I've seen questions framed in the following manner many a time:

"Why the sun shines?"
"Why hair grows?"

While the most correct way to frame these kind of questions is obviously:

"Why does the sun shine?"
"Why does hair grow?"

I was wondering if the former two sentences are grammatically sound. They are not something I would personally say, and it doesn't sound right to me (I've always thought they're wrong); but is it wrong to frame questions in that manner?

  • Maybe those questions are not from people whose native language isn't English. Here in my country (Philippines, if you're interested to know), my teachers, except of course my English teachers, often make mistakes like that. They are definitely wrong grammatically.
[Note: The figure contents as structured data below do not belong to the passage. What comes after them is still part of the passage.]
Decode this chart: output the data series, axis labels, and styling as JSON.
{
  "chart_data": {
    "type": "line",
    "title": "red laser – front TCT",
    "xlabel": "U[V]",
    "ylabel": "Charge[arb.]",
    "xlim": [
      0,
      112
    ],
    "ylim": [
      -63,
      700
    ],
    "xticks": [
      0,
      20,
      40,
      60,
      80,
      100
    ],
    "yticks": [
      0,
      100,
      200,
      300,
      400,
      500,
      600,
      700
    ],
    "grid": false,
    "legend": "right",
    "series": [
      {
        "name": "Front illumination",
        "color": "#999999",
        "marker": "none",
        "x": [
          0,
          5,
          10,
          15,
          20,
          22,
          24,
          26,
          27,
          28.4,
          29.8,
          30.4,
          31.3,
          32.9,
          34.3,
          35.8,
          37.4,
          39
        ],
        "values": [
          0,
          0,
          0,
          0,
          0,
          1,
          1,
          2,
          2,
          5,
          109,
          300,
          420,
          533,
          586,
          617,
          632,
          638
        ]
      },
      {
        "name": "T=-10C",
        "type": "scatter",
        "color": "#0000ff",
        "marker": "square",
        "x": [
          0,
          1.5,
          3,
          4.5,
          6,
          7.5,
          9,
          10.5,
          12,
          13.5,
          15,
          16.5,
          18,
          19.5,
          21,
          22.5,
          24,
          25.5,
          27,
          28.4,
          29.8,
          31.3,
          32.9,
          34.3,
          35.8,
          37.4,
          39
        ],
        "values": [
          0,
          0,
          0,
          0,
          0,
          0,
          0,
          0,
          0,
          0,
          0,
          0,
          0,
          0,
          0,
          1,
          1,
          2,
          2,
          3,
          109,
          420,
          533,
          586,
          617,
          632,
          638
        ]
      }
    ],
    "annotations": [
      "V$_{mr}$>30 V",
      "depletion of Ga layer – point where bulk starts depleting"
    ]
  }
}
But since those teachers' majors are not English, then they really are not much concerned with their grammar.
    – user51428
    Commented Sep 8, 2013 at 9:37

2 Answers 2


Clauses beginning with Why are often used as headings to articles that answer the implied question, but the use of a question mark in such cases is inappropriate and misleading.


My niece says to me, 'Why does the sun shine?'

My niece asks me why the sun shines.

In the former sentence, I am quoting the direct speech of my niece. And that speech is a question. So, that's ending in a question mark and the helping verb (does) there is preceded by the subject (the sun).

The 2nd sentence, whereas, is the indirect speech of my niece. I am quoting it. I am not posing a question. I am simply narrating what she asks. So, that's ending in a full-stop and not the question mark. And there is no need to place the helping verb before the subject. In fact, doing that would make it ungrammatical.